This topic is used in the atlas as an entry point into the question Arkoun poses about the modes of production of religious knowledge, and about the limits that institution, language, and the imaginary have drawn for the work of reason within the Islamic field. What is meant here is not issuing a final judgment on tradition, but arranging the materials that show how the epistemic question itself takes shape, and how philosophy, theology, jurisprudence, and history intertwine within it.

This topic appears in more than one of Arkoun’s books. In Islamic Thought: Critique and Ijtihad, critique is tied to the possibility of ijtihad and the renewal of reading tools, and the link between critique, the history of thought, the place of the intellectual, language, and science comes into view. In Where Is Contemporary Islamic Thought? the question advances from the standpoint of the blockage of contemporary thought and the limits of traditional reformism. As for Fundamentalist Thought and the Impossibility of Foundationalization, it connects critique to the closure of the origin and its transformation into an ultimate authority that prevents historical inquiry. The topic takes on a broader dimension in Toward a Comparative History of Monotheistic Religions, where critique is linked to comparison and to the question of the formation of religions in history. It also emerges in Readings in the Qur’an through a reconsideration of the relationship between text, reception, and the historical analysis of discourse.

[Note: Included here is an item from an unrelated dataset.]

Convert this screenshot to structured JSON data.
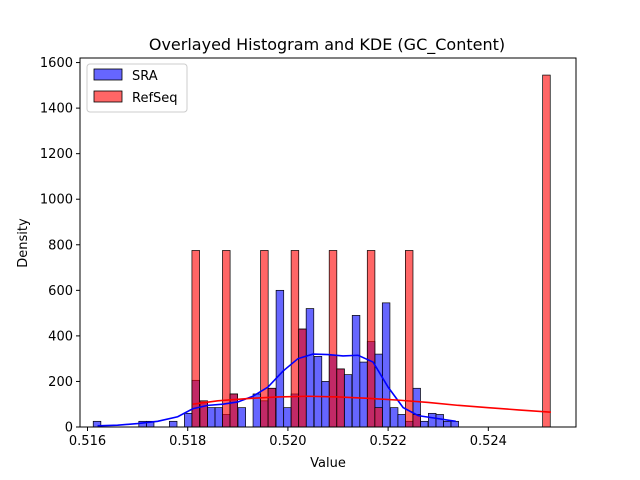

Nearby topics include Historicity of Text and Discourse, the Unthought, and Applied Islamology, in addition to the concepts critique of reason, power and knowledge, and historicity.

Related reading paths:

This topic helps gather the materials that speak to the renewal of thought, epistemological critique, and the historicity of knowledge, without settling the meaning of Arkoun’s project in a single formula. It is an organizing title for reading a broad network of objections and proposals in Arkoun.